Langsam wurde Dschelef diesem Possenspiel überdrüssig. Es mochte kein Geheimnis sein, dass sich Geißler und Golgariten nicht riechen konnten, doch dass der Baron Heckenschützen, die noch dazu gerade sein Männer angegriffen hatten, als Gäste bezeichnete, machte ihn nicht gerade Sympathischer. Darüber hinaus fand Dschelef, dass jeder Baron der Wildermark, der noch am Leben war, entweder ein Bündler, Feigling oder Halsabschneider war.

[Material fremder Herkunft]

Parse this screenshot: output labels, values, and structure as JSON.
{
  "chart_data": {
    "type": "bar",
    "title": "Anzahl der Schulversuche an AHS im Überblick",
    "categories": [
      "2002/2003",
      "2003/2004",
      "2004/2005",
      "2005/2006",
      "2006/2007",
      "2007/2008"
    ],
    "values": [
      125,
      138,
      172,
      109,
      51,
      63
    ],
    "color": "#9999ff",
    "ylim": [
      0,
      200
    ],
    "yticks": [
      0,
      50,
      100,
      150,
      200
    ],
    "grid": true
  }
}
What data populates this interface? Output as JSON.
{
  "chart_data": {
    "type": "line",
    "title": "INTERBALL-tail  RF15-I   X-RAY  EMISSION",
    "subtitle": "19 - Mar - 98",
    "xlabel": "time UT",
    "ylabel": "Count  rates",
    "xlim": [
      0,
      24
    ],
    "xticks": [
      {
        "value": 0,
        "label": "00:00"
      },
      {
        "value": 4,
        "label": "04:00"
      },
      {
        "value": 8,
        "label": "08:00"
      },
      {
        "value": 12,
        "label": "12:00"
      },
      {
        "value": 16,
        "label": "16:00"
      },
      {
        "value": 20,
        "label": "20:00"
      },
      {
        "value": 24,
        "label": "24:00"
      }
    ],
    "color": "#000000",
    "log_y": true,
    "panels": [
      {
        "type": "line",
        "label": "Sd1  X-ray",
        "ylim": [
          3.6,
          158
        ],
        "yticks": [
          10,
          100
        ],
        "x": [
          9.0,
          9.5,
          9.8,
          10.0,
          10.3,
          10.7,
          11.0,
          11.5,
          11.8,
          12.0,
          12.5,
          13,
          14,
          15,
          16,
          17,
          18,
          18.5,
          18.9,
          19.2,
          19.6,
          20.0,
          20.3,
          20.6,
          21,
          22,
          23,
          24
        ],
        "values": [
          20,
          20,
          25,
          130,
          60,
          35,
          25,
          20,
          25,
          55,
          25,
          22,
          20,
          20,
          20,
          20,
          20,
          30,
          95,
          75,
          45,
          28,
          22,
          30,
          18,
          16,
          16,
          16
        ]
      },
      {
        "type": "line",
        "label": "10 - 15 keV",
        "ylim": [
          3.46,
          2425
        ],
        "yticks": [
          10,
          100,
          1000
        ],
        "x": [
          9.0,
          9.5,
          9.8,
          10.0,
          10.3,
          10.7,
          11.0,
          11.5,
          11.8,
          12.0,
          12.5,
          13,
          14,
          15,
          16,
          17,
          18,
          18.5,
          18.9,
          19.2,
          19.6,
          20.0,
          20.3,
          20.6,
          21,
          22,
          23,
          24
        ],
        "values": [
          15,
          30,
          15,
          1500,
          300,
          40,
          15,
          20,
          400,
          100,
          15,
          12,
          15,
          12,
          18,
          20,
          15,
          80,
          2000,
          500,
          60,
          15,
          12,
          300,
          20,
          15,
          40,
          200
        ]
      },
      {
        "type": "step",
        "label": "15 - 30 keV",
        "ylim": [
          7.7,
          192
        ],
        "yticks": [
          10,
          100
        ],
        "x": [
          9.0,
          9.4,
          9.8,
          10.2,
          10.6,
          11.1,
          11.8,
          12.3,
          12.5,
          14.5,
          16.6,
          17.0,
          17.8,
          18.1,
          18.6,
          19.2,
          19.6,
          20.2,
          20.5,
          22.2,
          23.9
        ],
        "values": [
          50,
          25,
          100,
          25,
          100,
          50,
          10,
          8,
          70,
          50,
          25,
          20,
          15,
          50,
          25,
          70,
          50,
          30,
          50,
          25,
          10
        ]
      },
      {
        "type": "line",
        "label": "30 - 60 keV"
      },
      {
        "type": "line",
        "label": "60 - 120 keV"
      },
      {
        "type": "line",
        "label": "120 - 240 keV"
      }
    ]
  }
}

Es dünkte ihm, dass er und seine Brüder hier zwischen den Parteien standen und wenn sie nicht aufpassten, würde man sie zerreiben – es wurde Zeit, dass er sich mal eingehender mit Bruder Gregorius unterhielt. Doch vorerst zog er es vor, dem zu harren, was Gregorius nun sprach, als er aufgefordert wurde, Gericht zu halten – wie er wusste auch Gregorius, dass die Waffen bereits gezogen wurden und dies kannte nur eine Strafe.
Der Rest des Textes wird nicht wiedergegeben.